For purgation, the audience at the Gala is treated to the 4th Movement and the Finale from George Balanchine’s Western Symphony. Let’s hear it for the cowboys and dance-hall girls that this Russian-born genius loved! Let’s cheer for Maria Kowroski in her big hat, strutting and flirting and hopping along on one toe to show her prowess. Let’s be delighted by the sailing jumps that her partner, Zachary Catanzaro, tosses off, and the way he fans his hat to keep things cool. Ashley Laracey, Alan Peiffer, Sean Suozzi, Pollack, Lovette, and Stanley— the dancers we would have seen had the whole 1954 ballet been performed—have hung around gamely in order to appear in the go-for-broke wrap-up. As have conductor Andrews Sill, the NYCB Orchestra, and many dancers of the corps de ballet.
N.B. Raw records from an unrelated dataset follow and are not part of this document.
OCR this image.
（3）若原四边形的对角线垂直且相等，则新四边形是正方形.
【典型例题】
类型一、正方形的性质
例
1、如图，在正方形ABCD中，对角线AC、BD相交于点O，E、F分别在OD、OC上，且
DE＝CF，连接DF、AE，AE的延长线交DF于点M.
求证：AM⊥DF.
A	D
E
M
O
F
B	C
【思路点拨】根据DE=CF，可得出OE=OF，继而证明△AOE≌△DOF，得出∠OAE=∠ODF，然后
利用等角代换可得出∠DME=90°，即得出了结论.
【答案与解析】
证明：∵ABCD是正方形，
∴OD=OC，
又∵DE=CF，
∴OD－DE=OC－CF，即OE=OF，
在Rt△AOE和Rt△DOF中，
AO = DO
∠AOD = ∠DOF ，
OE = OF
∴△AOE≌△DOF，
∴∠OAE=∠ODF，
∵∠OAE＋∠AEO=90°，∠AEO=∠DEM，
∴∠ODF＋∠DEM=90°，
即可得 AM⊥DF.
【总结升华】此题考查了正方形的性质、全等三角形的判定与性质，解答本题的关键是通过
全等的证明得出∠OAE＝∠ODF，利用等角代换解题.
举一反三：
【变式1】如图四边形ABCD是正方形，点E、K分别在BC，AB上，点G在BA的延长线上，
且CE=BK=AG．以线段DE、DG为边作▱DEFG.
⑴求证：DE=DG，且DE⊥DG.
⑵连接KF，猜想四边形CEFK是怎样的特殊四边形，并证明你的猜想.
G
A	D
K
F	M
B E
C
Kowroski is an established and beloved principal dancer; Catanzaro is a member of the corps de ballet. That democracy of talent was a happy part of the evening and a testament to the prowess and versatility of the company’s performers. In all three new ballets, principals, soloists, and corps dancers performed together as equals. That, as much as anything, made the occasion a gala one.
Jay Rogoff says
It’s delightful to have this fine, careful account of the NYCB Gala, especially if Peck’s ballet is truly a one-off (I can’t imagine that, though, since his other works have proved very popular). This is clearly a small piece for Peck, but it seems to smack of the freshness and ingenuity that make his other pieces worth watching. Year of the Rabbit, especially, is one of the best new ballets in years. Peck really hears music, knows what looks good on dancers, and has a knack for satisfying structure.
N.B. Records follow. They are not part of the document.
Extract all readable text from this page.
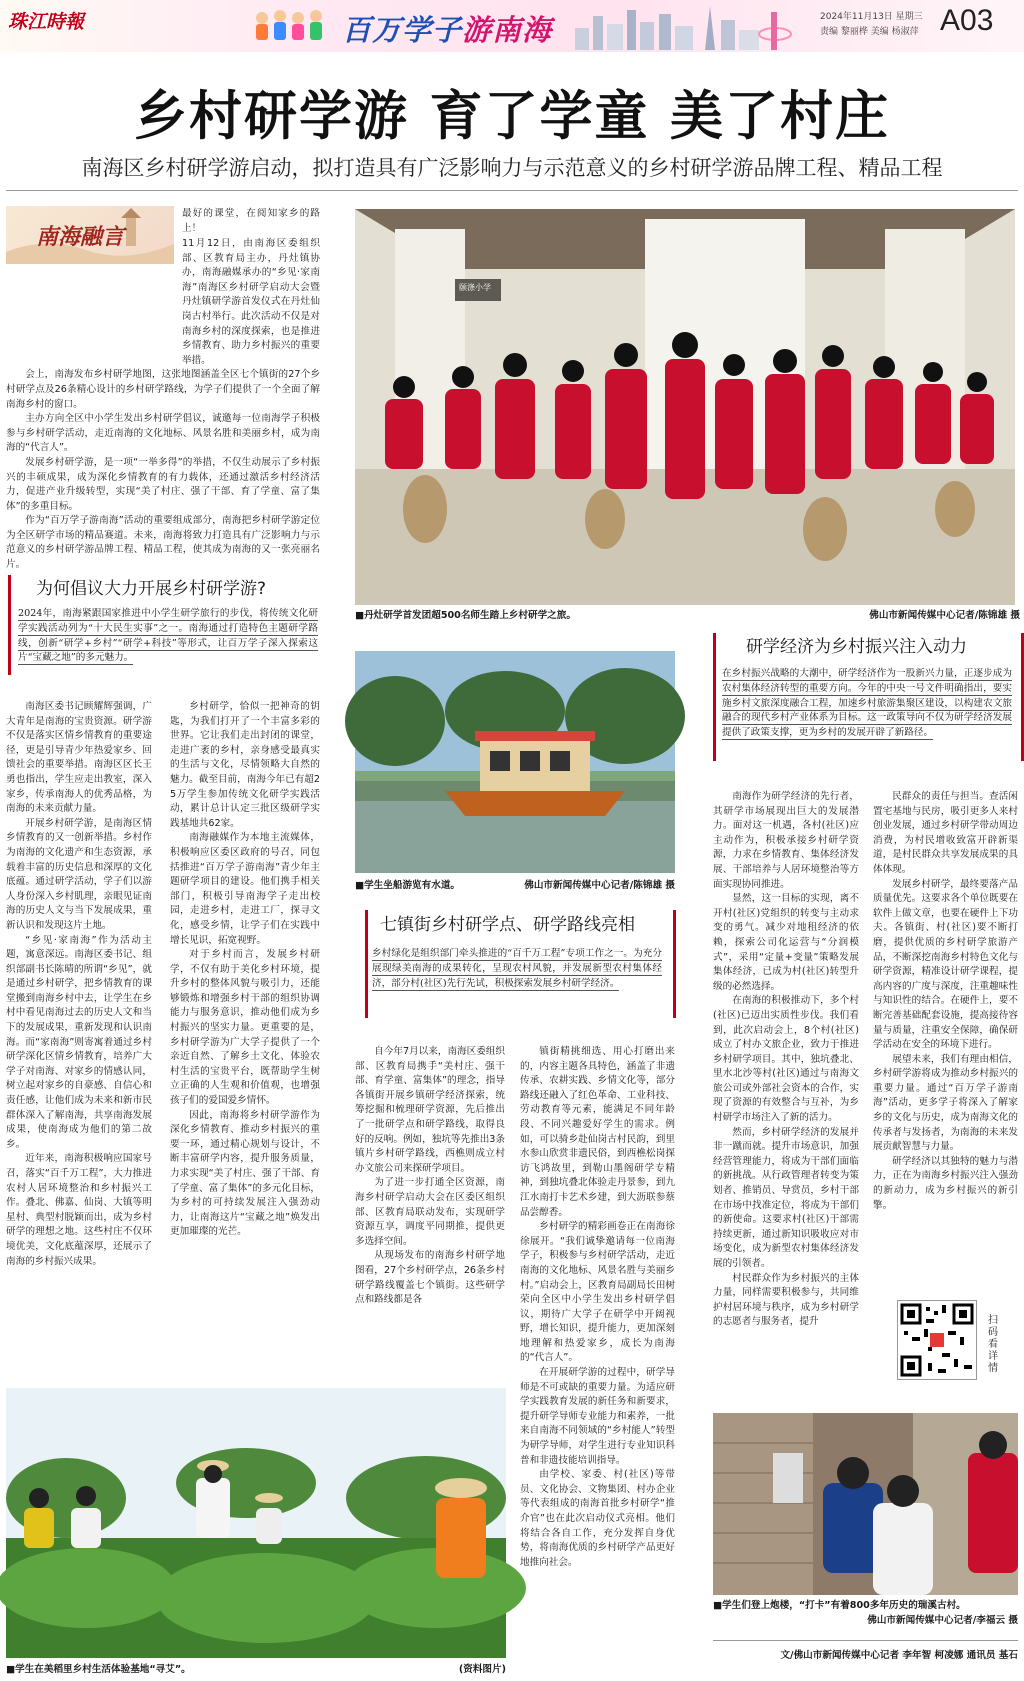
珠江時報	百万学子游南海	2024年11月13日 星期三
责编 黎丽桦 美编 杨淑萍 A03
乡村研学游 育了学童 美了村庄
南海区乡村研学游启动，拟打造具有广泛影响力与示范意义的乡村研学游品牌工程、精品工程
南海融言
最好的课堂，在阅知家乡的路上！

11月12日，由南海区委组织部、区教育局主办，丹灶镇协办，南海融媒承办的“乡见·家南海”南海区乡村研学启动大会暨丹灶镇研学游首发仪式在丹灶仙岗古村举行。此次活动不仅是对南海乡村的深度探索，也是推进乡情教育、助力乡村振兴的重要举措。

会上，南海发布乡村研学地图，这张地图涵盖全区七个镇街的27个乡村研学点及26条精心设计的乡村研学路线，为学子们提供了一个全面了解南海乡村的窗口。

主办方向全区中小学生发出乡村研学倡议，诚邀每一位南海学子积极参与乡村研学活动，走近南海的文化地标、风景名胜和美丽乡村，成为南海的“代言人”。

发展乡村研学游，是一项“一举多得”的举措，不仅生动展示了乡村振兴的丰硕成果，成为深化乡情教育的有力载体，还通过激活乡村经济活力，促进产业升级转型，实现“美了村庄、强了干部、育了学童、富了集体”的多重目标。

作为“百万学子游南海”活动的重要组成部分，南海把乡村研学游定位为全区研学市场的精品赛道。未来，南海将致力打造具有广泛影响力与示范意义的乡村研学游品牌工程、精品工程，使其成为南海的又一张亮丽名片。

颐涤小学
■丹灶研学首发团超500名师生踏上乡村研学之旅。	佛山市新闻传媒中心记者/陈锦雄 摄
为何倡议大力开展乡村研学游?
2024年，南海紧跟国家推进中小学生研学旅行的步伐，将传统文化研学实践活动列为“十大民生实事”之一。南海通过打造特色主题研学路线，创新“研学+乡村”“研学+科技”等形式，让百万学子深入探索这片“宝藏之地”的多元魅力。

南海区委书记顾耀辉强调，广大青年是南海的宝贵资源。研学游不仅是落实区情乡情教育的重要途径，更是引导青少年热爱家乡、回馈社会的重要举措。南海区区长王勇也指出，学生应走出教室，深入家乡，传承南海人的优秀品格，为南海的未来贡献力量。

开展乡村研学游，是南海区情乡情教育的又一创新举措。乡村作为南海的文化遗产和生态资源，承载着丰富的历史信息和深厚的文化底蕴。通过研学活动，学子们以游人身份深入乡村肌理，亲眼见证南海的历史人文与当下发展成果，重新认识和发现这片土地。

“乡见·家南海”作为活动主题，寓意深远。南海区委书记、组织部副书长陈晴的所谓“乡见”，就是通过乡村研学，把乡情教育的课堂搬到南海乡村中去，让学生在乡村中看见南海过去的历史人文和当下的发展成果，重新发现和认识南海。而“家南海”则寄寓着通过乡村研学深化区情乡情教育，培养广大学子对南海、对家乡的情感认同，树立起对家乡的自豪感、自信心和责任感，让他们成为未来和新市民群体深入了解南海，共享南海发展成果，使南海成为他们的第二故乡。

近年来，南海积极响应国家号召，落实“百千万工程”，大力推进农村人居环境整治和乡村振兴工作。叠北、佛嘉、仙岗、大镇等明星村、典型村脱颖而出，成为乡村研学的理想之地。这些村庄不仅环境优美，文化底蕴深厚，还展示了南海的乡村振兴成果。

乡村研学，恰似一把神奇的钥匙，为我们打开了一个丰富多彩的世界。它让我们走出封闭的课堂，走进广袤的乡村，亲身感受最真实的生活与文化，尽情领略大自然的魅力。截至目前，南海今年已有超25万学生参加传统文化研学实践活动，累计总计认定三批区级研学实践基地共62家。

南海融媒作为本地主流媒体，积极响应区委区政府的号召，同包括推进“百万学子游南海”青少年主题研学项目的建设。他们携手相关部门，积极引导南海学子走出校园，走进乡村，走进工厂，探寻文化，感受乡情，让学子们在实践中增长见识，拓宽视野。

对于乡村而言，发展乡村研学，不仅有助于美化乡村环境，提升乡村的整体风貌与吸引力，还能够锻炼和增强乡村干部的组织协调能力与服务意识，推动他们成为乡村振兴的坚实力量。更重要的是，乡村研学游为广大学子提供了一个亲近自然、了解乡土文化、体验农村生活的宝贵平台，既帮助学生树立正确的人生观和价值观，也增强孩子们的爱国爱乡情怀。

因此，南海将乡村研学游作为深化乡情教育、推动乡村振兴的重要一环，通过精心规划与设计，不断丰富研学内容，提升服务质量，力求实现“美了村庄、强了干部、育了学童、富了集体”的多元化目标，为乡村的可持续发展注入强劲动力，让南海这片“宝藏之地”焕发出更加璀璨的光芒。

■学生坐船游览有水道。	佛山市新闻传媒中心记者/陈锦雄 摄
七镇街乡村研学点、研学路线亮相
乡村绿化是组织部门牵头推进的“百千万工程”专项工作之一。为充分展现绿美南海的成果转化，呈现农村风貌，并发展新型农村集体经济，部分村(社区)先行先试，积极探索发展乡村研学经济。

自今年7月以来，南海区委组织部、区教育局携手“美村庄、强干部、育学童、富集体”的理念，指导各镇街开展乡镇研学经济探索，统筹挖掘和梳理研学资源，先后推出了一批研学点和研学路线，取得良好的反响。例如，独坑等先推出3条镇片乡村研学路线，西樵则成立村办文旅公司来探研学项目。

为了进一步打通全区资源，南海乡村研学启动大会在区委区组织部、区教育局联动发布，实现研学资源互享，调度平同期推，提供更多选择空间。

从现场发布的南海乡村研学地图看，27个乡村研学点，26条乡村研学路线覆盖七个镇街。这些研学点和路线都是各

镇街精挑细选、用心打磨出来的，内容主题各具特色，涵盖了非遗传承、农耕实践、乡情文化等，部分路线还融入了红色革命、工业科技、劳动教育等元素，能满足不同年龄段、不同兴趣爱好学生的需求。例如，可以骑乡赴仙岗古村民韵，到里水参山欣赏非遗民俗，到西樵松岗探访飞鸿故里，到勒山墨阁研学专精神，到独坑叠北体验走丹景参，到九江水南打卡艺术乡建，到大沥联参蔡品尝醇香。

乡村研学的精彩画卷正在南海徐徐展开。“我们诚挚邀请每一位南海学子，积极参与乡村研学活动，走近南海的文化地标、风景名胜与美丽乡村。”启动会上，区教育局副局长田树荣向全区中小学生发出乡村研学倡议，期待广大学子在研学中开阔视野，增长知识，提升能力，更加深刻地理解和热爱家乡，成长为南海的“代言人”。

在开展研学游的过程中，研学导师是不可或缺的重要力量。为适应研学实践教育发展的新任务和新要求，提升研学导师专业能力和素养，一批来自南海不同领域的“乡村能人”转型为研学导师，对学生进行专业知识科普和非遗技能培训指导。

由学校、家委、村(社区)等带员、文化协会、文物集团、村办企业等代表组成的南海首批乡村研学“推介官”也在此次启动仪式亮相。他们将结合各自工作，充分发挥自身优势，将南海优质的乡村研学产品更好地推向社会。

研学经济为乡村振兴注入动力
在乡村振兴战略的大潮中，研学经济作为一股新兴力量，正逐步成为农村集体经济转型的重要方向。今年的中央一号文件明确指出，要实施乡村文旅深度融合工程，加速乡村旅游集聚区建设，以构建农文旅融合的现代乡村产业体系为目标。这一政策导向不仅为研学经济发展提供了政策支撑，更为乡村的发展开辟了新路径。

南海作为研学经济的先行者，其研学市场展现出巨大的发展潜力。面对这一机遇，各村(社区)应主动作为，积极承接乡村研学资源，力求在乡情教育、集体经济发展、干部培养与人居环境整治等方面实现协同推进。

显然，这一目标的实现，离不开村(社区)党组织的转变与主动求变的勇气。减少对地租经济的依赖，探索公司化运营与“分润模式”，采用“定量+变量”策略发展集体经济，已成为村(社区)转型升级的必然选择。

在南海的积极推动下，多个村(社区)已迈出实质性步伐。我们看到，此次启动会上，8个村(社区)成立了村办文旅企业，致力于推进乡村研学项目。其中，独坑叠北、里水北沙等村(社区)通过与南海文旅公司或外部社会资本的合作，实现了资源的有效整合与互补，为乡村研学市场注入了新的活力。

然而，乡村研学经济的发展并非一蹴而就。提升市场意识，加强经营管理能力，将成为干部们面临的新挑战。从行政管理者转变为策划者、推销员、导赏员，乡村干部在市场中找准定位，将成为干部们的新使命。这要求村(社区)干部需持续更新，通过新知识吸收应对市场变化，成为新型农村集体经济发展的引领者。

村民群众作为乡村振兴的主体力量，同样需要积极参与，共同维护村居环境与秩序，成为乡村研学的志愿者与服务者，提升

民群众的责任与担当。查活闲置宅基地与民房，吸引更多人来村创业发展，通过乡村研学带动周边消费，为村民增收致富开辟新渠道，是村民群众共享发展成果的具体体现。

发展乡村研学，最终要落产品质量优先。这要求各个单位既要在软件上做文章，也要在硬件上下功夫。各镇街、村(社区)要不断打磨，提供优质的乡村研学旅游产品，不断深挖南海乡村特色文化与研学资源，精准设计研学课程，提高内容的广度与深度，注重趣味性与知识性的结合。在硬件上，要不断完善基础配套设施，提高接待容量与质量，注重安全保障，确保研学活动在安全的环境下进行。

展望未来，我们有理由相信，乡村研学游将成为推动乡村振兴的重要力量。通过“百万学子游南海”活动，更多学子将深入了解家乡的文化与历史，成为南海文化的传承者与发扬者，为南海的未来发展贡献智慧与力量。

研学经济以其独特的魅力与潜力，正在为南海乡村振兴注入强劲的新动力，成为乡村振兴的新引擎。

扫码看详情
■学生在美稻里乡村生活体验基地“寻艾”。	(资料图片)
■学生们登上炮楼，“打卡”有着800多年历史的瑞溪古村。
佛山市新闻传媒中心记者/李福云 摄
文/佛山市新闻传媒中心记者 李年智 柯凌娜 通讯员 基石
Your comment about Millepied’s doing nothing with Muhly’s drones goes right to the heart of his shortcomings as a choreographer. His lack of musicality often makes his movement look as though imposed on the score, rather than expressing it or arriving at a striking simultaneity with it, and since he doesn’t perceive the music’s structure, his ballets tend to lack choreographic structure, becoming a collection of striking and not-so-striking individual moments that don’t build.
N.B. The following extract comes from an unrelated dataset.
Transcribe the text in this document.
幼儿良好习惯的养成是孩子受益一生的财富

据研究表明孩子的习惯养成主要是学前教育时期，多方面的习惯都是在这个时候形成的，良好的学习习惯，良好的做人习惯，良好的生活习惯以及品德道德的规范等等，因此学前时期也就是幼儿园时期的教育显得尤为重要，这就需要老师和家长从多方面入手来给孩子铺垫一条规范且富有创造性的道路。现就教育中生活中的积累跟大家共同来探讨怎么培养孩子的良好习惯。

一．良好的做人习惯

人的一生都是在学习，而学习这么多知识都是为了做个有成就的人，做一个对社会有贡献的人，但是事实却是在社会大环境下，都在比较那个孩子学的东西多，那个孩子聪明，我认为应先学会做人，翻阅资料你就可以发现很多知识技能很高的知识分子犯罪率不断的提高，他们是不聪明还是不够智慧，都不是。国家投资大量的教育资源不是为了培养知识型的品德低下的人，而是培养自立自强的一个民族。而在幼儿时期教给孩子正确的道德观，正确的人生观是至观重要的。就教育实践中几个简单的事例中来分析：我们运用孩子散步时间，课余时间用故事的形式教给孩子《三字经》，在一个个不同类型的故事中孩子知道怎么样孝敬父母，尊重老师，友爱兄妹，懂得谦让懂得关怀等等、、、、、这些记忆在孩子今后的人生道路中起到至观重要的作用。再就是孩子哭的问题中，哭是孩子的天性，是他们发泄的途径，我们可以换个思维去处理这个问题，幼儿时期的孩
And thanks for having watched the Prelocaj so we don’t have to!
Barbara Palfy says
As always, a richly evocative precis of the evening. Two typos, though: the long pas de deux in “Neverwhere” was for Sterling Hyltin and Tyler Angle (not Peck; how many Pecks? how many Angles?); the conductor of “Western Symphony” was Andrews (not Andrew) Sill.
Deborah Jowitt says
I’m grateful for Barbara’s comment (and for her eagle eyes). The corrections have been made (plus one she missed!).
sandi kurtz says
How many Pecks? One more than a bushel.
(sorry, couldn’t resist)
Miriam Gross says
I caught up with Spectral Evidence last night. A first and last viewing, I hope. Your detailed description of this odd work is wonderful, although I note that you never say that you really liked it .Despite the original movement vocabulary and the effective set and lighting I found the work pretentious and unpleasant (much like the choreographer’s previous La Stravaganza.). The unfortunate red patches on two of the girl’s tushes brought to mind male mandrill’s red bottoms! I have only admiration though, for the brilliant performances by all of these wonderful dancers.
Like my pal Barbara P., I can’t help pointing out slight errors in the details of your review — it’s the girls who start beating on the sets as the men dance, then the men join them in the thumping. But no matter.
I hope that the Peck and Millepied ballets will eventually enter the NYCB repertory, and that Spectral Evidence will soon fade away.